Entregar
la vida al descubrimiento de lo divino que hay en la naturaleza, o
dedicarla a comer ostras, ¿no dará con un resultado bien diferente?
–HD
Thoreau
Freud
trabajaba de espaldas a sus pacientes, quizás para no implicarse en
el dolor de los demás, como si éste nos fuera ajeno, como si nunca
tuviera que ver con nosotros mismos.
Pero Orfa
hoy camina despacio, acariciando la tierra que viste a su hijo, y le
miro a los ojos. Estamos en el extremo de una lengua de tierra
quemada y en cuyas estrías solo hay agujeros: tumbas, tumbas,
tumbas. Es un cementerio donde Chele –“entre los hijos hay uno que es
especial”, dice sentada sobre él–
está en un pedazo de tierra que les han prestado. Cuando lo
trajeron aquí un 7 de diciembre, el día del diablo, solo pagaron el
cemento y los ladrillos. La pintura con la que embadurnaron de verde el exterior de la tumba se la regalaron.
Un rato
después, volvemos hacia su casa, de ese rosa que mancha el cielo en
los atardeceres calurosos, y se queda allí, sola: su marido en el
hospital, su hijo, muerto, al filo del barranco, cinco hijos más
dispersos y ella, exhausta: “No tengo dinero, pero ya pagué el
agua y la luz, para que no me la corten”.
*
Los médicos
nos recetan aquellos remedios que requerimos para nuestros males. No
importa que ellos mismos los burlen o los ignoren en carne propia: ya
pueden sacudir nuestras ramas que las suyas pueden quedar intactas.
Mercedes es
preciosa, sin lágrimas y con ellas. “Para servirle”, dice al
conocernos.

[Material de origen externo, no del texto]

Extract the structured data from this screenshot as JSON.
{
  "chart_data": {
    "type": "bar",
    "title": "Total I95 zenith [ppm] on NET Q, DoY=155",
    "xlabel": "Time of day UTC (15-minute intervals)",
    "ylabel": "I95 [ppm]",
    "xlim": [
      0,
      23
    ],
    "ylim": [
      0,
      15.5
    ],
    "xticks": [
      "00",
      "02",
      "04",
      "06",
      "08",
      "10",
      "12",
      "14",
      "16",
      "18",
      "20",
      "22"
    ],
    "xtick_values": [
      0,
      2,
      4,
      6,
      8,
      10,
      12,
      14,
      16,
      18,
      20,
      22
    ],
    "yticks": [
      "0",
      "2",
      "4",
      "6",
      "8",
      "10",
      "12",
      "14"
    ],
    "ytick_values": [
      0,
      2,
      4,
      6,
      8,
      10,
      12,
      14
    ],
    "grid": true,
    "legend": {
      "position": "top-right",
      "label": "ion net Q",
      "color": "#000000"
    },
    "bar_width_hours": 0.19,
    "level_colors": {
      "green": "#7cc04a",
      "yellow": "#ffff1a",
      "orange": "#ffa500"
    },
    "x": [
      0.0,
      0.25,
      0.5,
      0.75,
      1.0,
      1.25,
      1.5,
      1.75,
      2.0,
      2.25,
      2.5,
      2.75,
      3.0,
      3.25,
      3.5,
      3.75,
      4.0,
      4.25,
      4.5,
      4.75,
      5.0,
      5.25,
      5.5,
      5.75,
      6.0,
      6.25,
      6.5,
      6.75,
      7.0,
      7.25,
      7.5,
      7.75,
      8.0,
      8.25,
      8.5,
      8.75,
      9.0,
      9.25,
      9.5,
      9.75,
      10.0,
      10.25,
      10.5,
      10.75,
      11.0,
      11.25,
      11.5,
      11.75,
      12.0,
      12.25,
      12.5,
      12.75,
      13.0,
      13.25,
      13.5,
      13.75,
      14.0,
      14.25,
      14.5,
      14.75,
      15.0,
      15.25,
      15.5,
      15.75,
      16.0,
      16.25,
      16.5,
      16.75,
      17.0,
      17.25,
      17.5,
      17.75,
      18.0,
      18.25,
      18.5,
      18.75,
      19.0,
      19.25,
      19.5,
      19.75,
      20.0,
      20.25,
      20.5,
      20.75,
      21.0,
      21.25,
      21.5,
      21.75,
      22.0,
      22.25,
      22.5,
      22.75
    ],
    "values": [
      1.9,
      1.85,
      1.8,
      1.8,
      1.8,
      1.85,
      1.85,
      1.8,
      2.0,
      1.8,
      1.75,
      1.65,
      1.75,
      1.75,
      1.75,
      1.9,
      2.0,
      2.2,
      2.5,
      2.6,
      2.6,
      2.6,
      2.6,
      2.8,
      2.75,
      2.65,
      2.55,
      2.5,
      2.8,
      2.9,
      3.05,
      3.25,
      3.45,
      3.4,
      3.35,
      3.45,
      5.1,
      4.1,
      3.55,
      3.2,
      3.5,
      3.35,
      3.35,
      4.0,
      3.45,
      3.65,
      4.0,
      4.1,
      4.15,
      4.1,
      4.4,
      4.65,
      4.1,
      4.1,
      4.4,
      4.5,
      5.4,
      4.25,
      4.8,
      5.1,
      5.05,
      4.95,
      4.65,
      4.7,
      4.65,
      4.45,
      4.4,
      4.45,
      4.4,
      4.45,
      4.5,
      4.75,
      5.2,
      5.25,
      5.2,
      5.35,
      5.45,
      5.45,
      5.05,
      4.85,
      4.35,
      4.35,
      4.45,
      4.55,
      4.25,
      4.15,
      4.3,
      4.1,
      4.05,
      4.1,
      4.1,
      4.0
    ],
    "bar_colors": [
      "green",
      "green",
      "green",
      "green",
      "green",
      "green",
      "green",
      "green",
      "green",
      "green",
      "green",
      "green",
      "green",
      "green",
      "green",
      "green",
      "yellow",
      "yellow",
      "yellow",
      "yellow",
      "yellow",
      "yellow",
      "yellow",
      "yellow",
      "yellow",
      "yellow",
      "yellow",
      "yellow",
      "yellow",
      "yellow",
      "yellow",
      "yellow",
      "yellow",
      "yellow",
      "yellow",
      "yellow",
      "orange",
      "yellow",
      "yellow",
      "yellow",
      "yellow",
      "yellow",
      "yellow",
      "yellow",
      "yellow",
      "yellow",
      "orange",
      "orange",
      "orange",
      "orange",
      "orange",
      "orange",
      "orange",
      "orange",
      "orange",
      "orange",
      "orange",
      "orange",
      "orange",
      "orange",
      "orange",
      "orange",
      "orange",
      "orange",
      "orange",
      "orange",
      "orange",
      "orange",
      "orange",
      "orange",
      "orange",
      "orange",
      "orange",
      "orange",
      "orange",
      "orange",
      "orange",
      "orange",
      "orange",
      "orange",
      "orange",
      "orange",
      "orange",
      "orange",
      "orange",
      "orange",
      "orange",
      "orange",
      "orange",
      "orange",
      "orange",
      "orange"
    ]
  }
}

Poco después, cuenta –erguida–
cómo mataron a su marido :
“Un tiro aquí [se pincha
el cuello con el dedo], otro aquí [se acaricia la sien]”.
Entonces se desmorona. Y
dice, como vencida:
– A
mí Dios no me ha abandonado nunca.
Mercedes, recogiéndose una lágrima. [Santiago Billy] |
No sé muy bien el modo de colarse en la vida de quien tiene enfrente. No entiendo tampoco la manera de trabajar, de entrevistar, de vivir cuando recuerda alguien cómo se encontró a su marido, con diez disparos en la cabeza y el pulso leve en los párpados, musitando en el porche de casa: “Mi nena, mi nena, mi nena”.
Hay quien
dice que es sufrimiento ajeno; fotógrafos que hablan de que una
lágrima tras la cámara nubla la visión, como si uno decidiera
congelarse por un minuto, por toda la vida, cuando ve a alguien
transido de dolor. Dicen, también, que uno “se protege”.
¿De qué?
¿De sí mismo?
Quizá sea
ese el problema de este mundo de contradicciones, de instintos
primarios, de incoherencias, de contradicciones y dobles juegos, de
nuestra divinidad dormida, al punto de sospechar de la rectitud de
algunos seres. Algo esconden, pensamos, quizá aplicando nuestra
receta al resto de la humanidad.
Al escuchar
una historia de dolor, y ver que el anillo de su marido asesinado
solo le encajó en el dedo corazón de su mano derecha, y un calambre
recorre su cuerpo, y un llanto asfixiado en una década de ausencia
se derrite en un instante. Quien escucha, para poder comprender,
solo puede también morir en ese instante, escalofriarse con los
escalofríos, atardecer en cada puesta de sol.
No
creo que se pueda aspirar a otra cosa aunque todo confabule en lo
contrario: en hacernos de piedra, en apelmazar nuestra basura en
lugar de desintegrarla, en rivalizar entre nosotros mismos, en reafirmar
lo que no somos.
Escuchando
unas historias en carne viva en un país con una soga en el pasado,
no hace falta darle la espalda a la verdad. Quizá esa sea la clave:
morir en cada muerte, llover en cada cielo, quemarse en cada fuego.